It should be simple and brilliant. While the 10-year Treasury is paying around 3.5%, and a five-year CD is in that neighborhood, bank stocks are yielding an average of around 6%.

It's easy, just collect the dividend and wait for the banks to come back. After all, who thinks bank stocks will still be depressed in five years?

Here's the problem. Many banks with tantalizing yields have one foot on a dividend cut and the other foot on a banana peel. So, you better be very selective about which banks you buy or hold.

They'll cut like a cheap horror movie slasher
How imperiled are bank dividends? Well, dividend payouts are at their second highest level since 1990, a level that will be difficult to maintain. Dividends require extra cash that banks increasingly don't have. In fact, Donald Kohn, vice chairman at the Federal Reserve, recently suggested to the Senate Banking Committee that many banks should consider cutting their dividends to reduce strain on their balance sheets.
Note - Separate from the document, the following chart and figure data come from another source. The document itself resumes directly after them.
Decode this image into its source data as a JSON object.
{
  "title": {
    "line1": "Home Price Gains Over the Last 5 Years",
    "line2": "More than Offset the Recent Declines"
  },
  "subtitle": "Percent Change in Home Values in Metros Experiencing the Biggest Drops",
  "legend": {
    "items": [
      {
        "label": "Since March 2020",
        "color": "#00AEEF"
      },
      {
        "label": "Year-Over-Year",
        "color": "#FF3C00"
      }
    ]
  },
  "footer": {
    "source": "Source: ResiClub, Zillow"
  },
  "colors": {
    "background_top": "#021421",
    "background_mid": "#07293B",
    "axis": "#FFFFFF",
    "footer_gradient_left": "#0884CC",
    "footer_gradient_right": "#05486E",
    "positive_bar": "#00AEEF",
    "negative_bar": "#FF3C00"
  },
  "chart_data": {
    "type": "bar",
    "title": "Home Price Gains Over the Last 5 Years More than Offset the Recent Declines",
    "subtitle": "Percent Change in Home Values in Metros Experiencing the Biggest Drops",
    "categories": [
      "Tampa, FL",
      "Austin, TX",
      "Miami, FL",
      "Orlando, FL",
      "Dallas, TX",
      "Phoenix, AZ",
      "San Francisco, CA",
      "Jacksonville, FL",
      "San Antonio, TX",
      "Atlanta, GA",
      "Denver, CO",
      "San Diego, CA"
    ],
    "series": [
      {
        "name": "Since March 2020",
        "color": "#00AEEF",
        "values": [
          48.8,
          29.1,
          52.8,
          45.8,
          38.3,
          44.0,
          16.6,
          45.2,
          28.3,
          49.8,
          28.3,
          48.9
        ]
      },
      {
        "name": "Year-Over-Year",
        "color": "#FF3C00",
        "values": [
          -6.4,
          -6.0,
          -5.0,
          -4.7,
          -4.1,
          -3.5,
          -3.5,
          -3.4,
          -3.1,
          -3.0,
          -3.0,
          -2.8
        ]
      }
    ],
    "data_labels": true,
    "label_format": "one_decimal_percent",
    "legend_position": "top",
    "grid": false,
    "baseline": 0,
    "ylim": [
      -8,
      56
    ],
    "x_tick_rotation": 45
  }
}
Banks have already begun doing precisely that. The past 12 months have set an all-time record for dividend cuts or eliminations by S&P 500 companies; most of these have been financial stocks. Many of the larger banks have high relative dividend payouts and thinning capital cushions. To use an extreme illustration, Oppenheimer analyst Meredith Whitney estimates that this year Citigroup (NYSE: C) will earn $1.43 less per share than it pays out in dividends.

Which banks will cut?
As banks become increasingly strapped for cash, they typically first stop any stock repurchases. Then, they raise cash by issuing preferred stock. After that, they're most likely coming for the dividend.

Banks most at risk to cut are banks with high dividend payouts, that undergo large write-offs, and that have already exhausted alternatives by stopping share buy-back programs and issuing preferred stock. Analyst Kevin St. Pierre of Sanford C. Bernstein & Co. estimates that Bank of America (NYSE: BAC), SunTrust Banks (NYSE: STI) and Wachovia (NYSE: WB) are all at risk to cut dividends, because they all have yields higher than 4% and they already have large preferred stock issues outstanding.
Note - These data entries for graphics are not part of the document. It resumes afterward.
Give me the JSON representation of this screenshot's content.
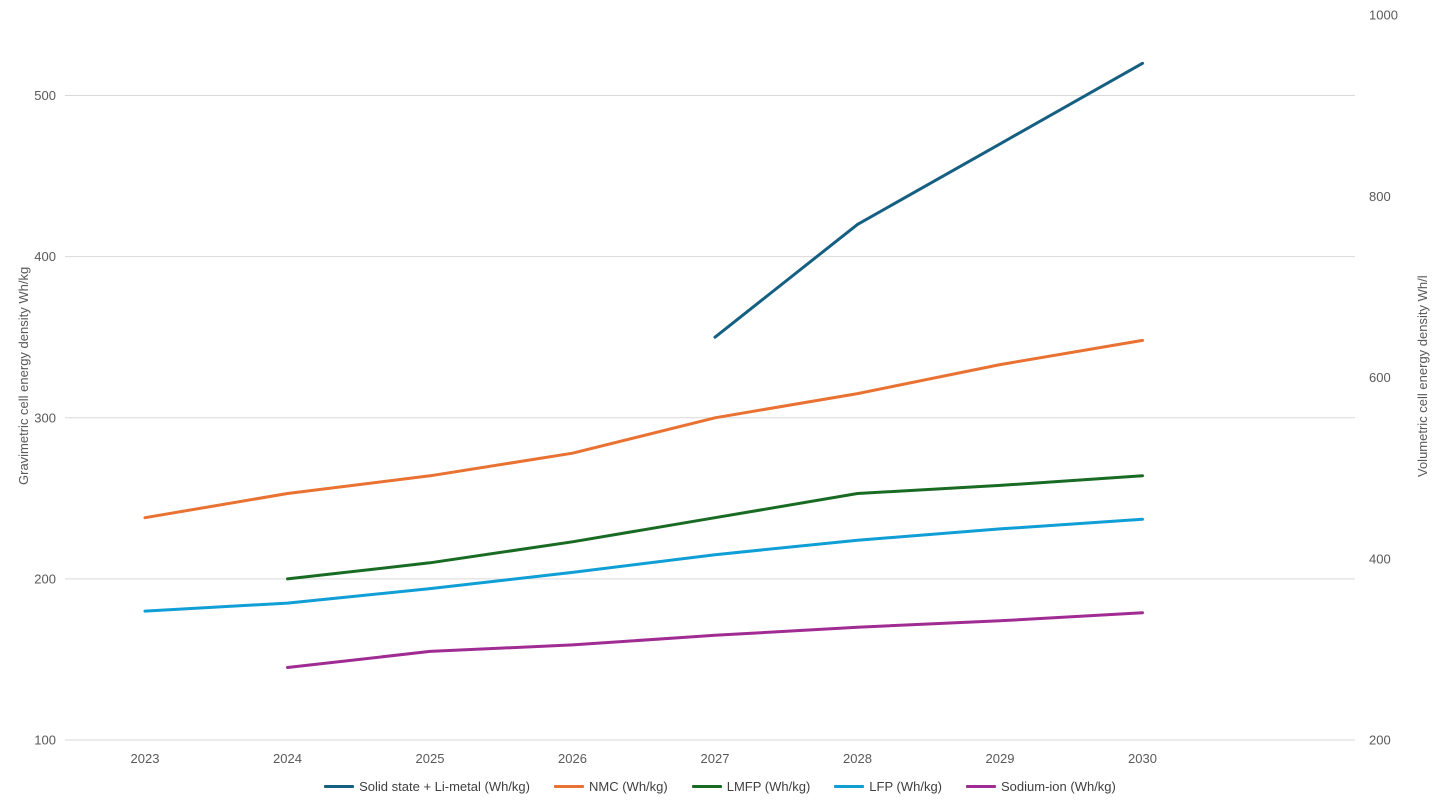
{
  "chart_data": {
    "type": "line",
    "title": "",
    "x_categories": [
      "2023",
      "2024",
      "2025",
      "2026",
      "2027",
      "2028",
      "2029",
      "2030"
    ],
    "left_axis": {
      "label": "Gravimetric cell energy density Wh/kg",
      "ticks": [
        100,
        200,
        300,
        400,
        500
      ],
      "min": 100,
      "max": 550
    },
    "right_axis": {
      "label": "Volumetric cell energy density Wh/l",
      "ticks": [
        200,
        400,
        600,
        800,
        1000
      ],
      "min": 200,
      "max": 1000
    },
    "grid": true,
    "grid_color": "#d9d9d9",
    "tick_color": "#595959",
    "legend_position": "bottom",
    "series": [
      {
        "name": "Solid state + Li-metal (Wh/kg)",
        "color": "#156082",
        "axis": "left",
        "values": [
          null,
          null,
          null,
          null,
          350,
          420,
          470,
          520
        ]
      },
      {
        "name": "NMC (Wh/kg)",
        "color": "#E97132",
        "axis": "left",
        "values": [
          238,
          253,
          264,
          278,
          300,
          315,
          333,
          348
        ]
      },
      {
        "name": "LMFP (Wh/kg)",
        "color": "#196B24",
        "axis": "left",
        "values": [
          null,
          200,
          210,
          223,
          238,
          253,
          258,
          264
        ]
      },
      {
        "name": "LFP (Wh/kg)",
        "color": "#0F9ED5",
        "axis": "left",
        "values": [
          180,
          185,
          194,
          204,
          215,
          224,
          231,
          237
        ]
      },
      {
        "name": "Sodium-ion (Wh/kg)",
        "color": "#A02B93",
        "axis": "left",
        "values": [
          null,
          145,
          155,
          159,
          165,
          170,
          174,
          179
        ]
      }
    ]
  }
}
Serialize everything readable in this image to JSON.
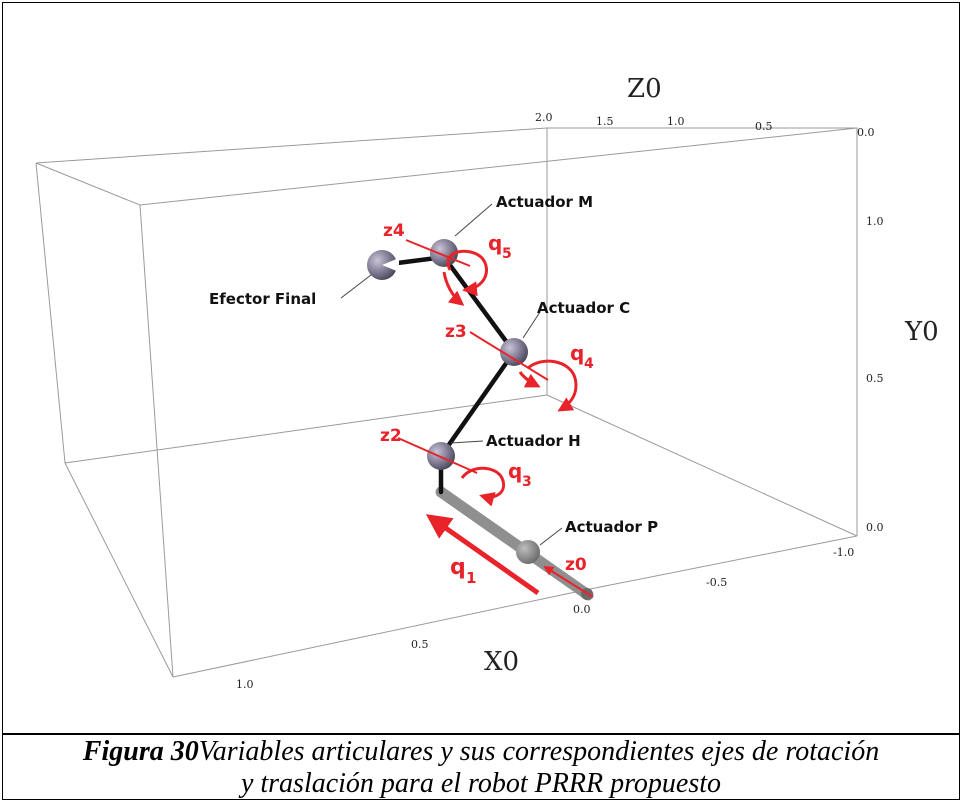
{
  "axes": {
    "z_title": "Z0",
    "y_title": "Y0",
    "x_title": "X0",
    "z_ticks": [
      "2.0",
      "1.5",
      "1.0",
      "0.5",
      "0.0"
    ],
    "y_ticks": [
      "1.0",
      "0.5",
      "0.0"
    ],
    "side_ticks": [
      "-1.0",
      "-0.5",
      "0.0"
    ],
    "x_ticks": [
      "0.5",
      "1.0"
    ]
  },
  "callouts": {
    "actuador_m": "Actuador M",
    "actuador_c": "Actuador C",
    "actuador_h": "Actuador H",
    "actuador_p": "Actuador P",
    "efector": "Efector Final"
  },
  "joint_labels": {
    "z4": "z4",
    "z3": "z3",
    "z2": "z2",
    "z0": "z0",
    "q5": "q",
    "q5_sub": "5",
    "q4": "q",
    "q4_sub": "4",
    "q3": "q",
    "q3_sub": "3",
    "q1": "q",
    "q1_sub": "1"
  },
  "caption": {
    "figure_label": "Figura 30",
    "line1": "Variables articulares y sus correspondientes ejes de rotación",
    "line2": "y traslación para el robot PRRR propuesto"
  },
  "colors": {
    "accent": "#e8232a",
    "link": "#111111",
    "joint": "#7d7890",
    "prismatic": "#8f8f8f"
  }
}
Whitney, who made her reputation last October by accurately predicting Citigroup's dividend cut, also predicts that Citigroup, Wachovia and Wells Fargo (NYSE: WFC) will all report weaker-than-expected earnings this spring, likely leading to dividend cuts. Both analysts feel Wachovia, with a yield of nearly 9%, is at high risk.

What looks OK?
Of course, banks are safer when the reverse is true; when they have lower relative payouts and stronger capital cushions. St. Pierre considers JPMorgan Chase  (NYSE: JPM) and Capital One (NYSE: COF) to be among such banks.

I still love the idea of taking advantage of this environment and buying banks cheap. If you can collect a nice dividend while you wait for the price to come back, it's a beautiful thing. But, be extremely careful to be in the right banks. A dividend cut and the likely ensuing price decline can really throw a wrench in the works.